The current “advisory” relationship between local government and Maori is insufficient at best, broken at worst. It is about to be changed here in Hawke’s Bay — hopefully for the better — by the Crown in direct negotiation with the nine Treaty Claimant Groups mandated here in the Bay.
HB Regional Council is currently disposing of a critical issue in a manner that perfectly illustrates why the present arrangement is unsatisfactory.
As everyone probably knows, the Government, with Maori Party support, has proposed replacing the 2004 Foreshore and Seabed Act with the 2010 Marine and Coastal Area (Takutai Moana) Bill. Various players have rather strong views on the matter, plenty of misinformation is floating around, and passions have been ignited.
Into the Parliamentary process steps the HB Regional Council, with a proposed submission on the Bill, a matter first put before the Council at its Environmental Management Committee meeting on November 10. Councillors were told that their submission had to be made by a November 19 deadline. But since a new Maori Advisory Committee had not yet been installed for the new triennium, there would be no opportunity for consultation with the Maori community. Apparently the HBRC hasn’t the imagination to figure out how to consult with Maori outside of that format.
Nevertheless, the Councillors were determined to press ahead, suggesting that a submission be filed by the 19th, and then subsequently amended if the Maori Committee (to be organized on November 23) expressed serious misgivings that the Councillors wished to take into account. [Notice who is in charge here.]
The Councillors were forced to re-convene on the matter as a full Council when unanimous agreement for this decision (required when meeting as the Environment Committee) could not be achieved.
So the Councillors met again to decide the matter — this time as the full Council, where a majority vote is sufficient — on November 18. They were newly informed by staff that the Council would not be able to change its submission, once entered, in the event the Maori Committee was unhappy with the submission, but could only offer additional information to support their original submission. In other words, HBRC couldn’t change its mind after further consultation.
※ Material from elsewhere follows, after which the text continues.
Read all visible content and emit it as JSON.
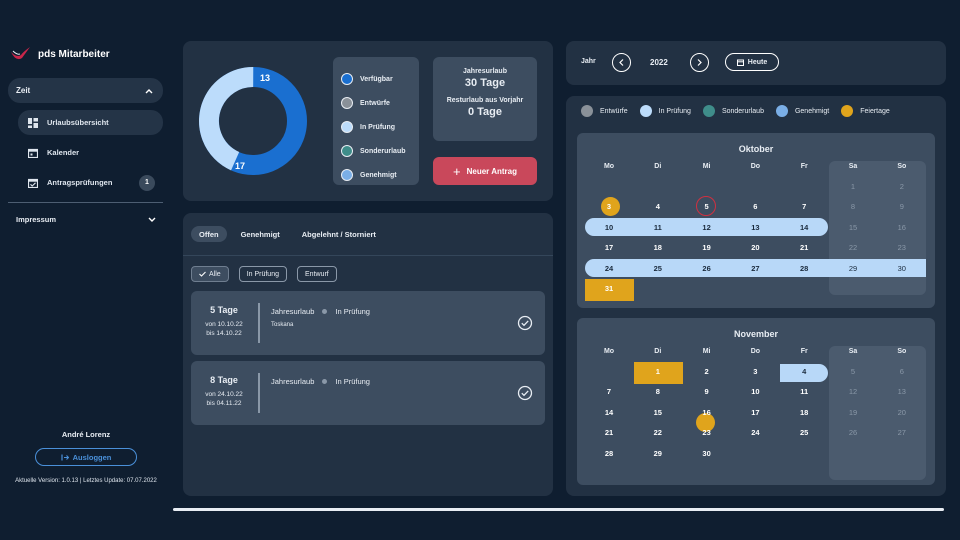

With Mike Mohi, the former (and presumably next) Chairman of the Maori Advisory Committee present, the Council decided to proceed with its submission. Mohi indicated that he personally favoured the submission, and that he was doubtful the new Maori Committee would oppose it, although he conceded he hadn’t conferred with anyone.
That was the extent of the Maori consultation on a Bill with huge ramifications for that community and of course for the entire Bay.
Councillors and HBRC staff minimize the nature of their submission, claiming that they are addressing only “implementation” issues, and not challenging the underlying thrust of the proposed legislation. That’s rubbish. Precisely the areas they are most fretful about — the interplay between Maori control and planning for their coastal land versus current RMA procedures, and the nature of permitted “customary” activities, to name two examples — go right to the heart of the re-defined partnership regime the Government is intending to install.*
Whether the proposed submission is innocuous or not is precisely the sort of question that should have been sorted through consultation … and not just consultation with Maori. Heaps of Pakeha have strong, and conflicting, views on the legislation. The issue here is power, not procedure … whatever side you come down on.
In short, the Councillors do not want their sandbox messed with. For them, this is a matter of protecting their institutional prerogatives … their levers of power.
The “lord of the manor” language used by Councillors in discussing the process disclosed their real attitudes …
Said Councillor von Dadelszen: “We will take Maori views seriously, but this is our submission.”
Said Councillor Scott: “This is our function as a Regional Council … we have a duty to submit … They can put in their own submission.” [Apparently forgetting that the Maori Committee won’t be installed before the submission deadline!]
How benevolent of these Councillors! So much for partnership. The Councillors clearly view the Maori as just another bothersome interest group, like environmentalists, moteliers and podiatrists.
However, like it or not — and better for New Zealand — it appears the Government and the Crown have a more progressive view of the relationship that should exist between Maori and local government. And the end result will be some form of co-governance with respect to natural resources that reaches far beyond the marine and coastal area.
It looks like the Regional Council might have little say in what that co-governance looks like, since the latest report is that a number of Treaty Claimant Groups have indicated they will not support the arrangement, favoured by HBRC, that has been tabled for some months now.
The shape of co-governance will be negotiated and agreed upon by the Crown and the treaty claimants. To the extent HBRC hopes to gain an effective voice in these negotiations, one would expect they might have thought to be more inclusive and sensitive in their approach to this Bill submission. Instead, their handling of the matter can do nothing but send warning signals to watching Maori.
Better they made no submission at all.
*In addition, the HBRC submission will endorse the more extensive critique of the Bill submitted by Local Government New Zealand. I’ll wager not two Councillors actually read that submission before making their decision to endorse it.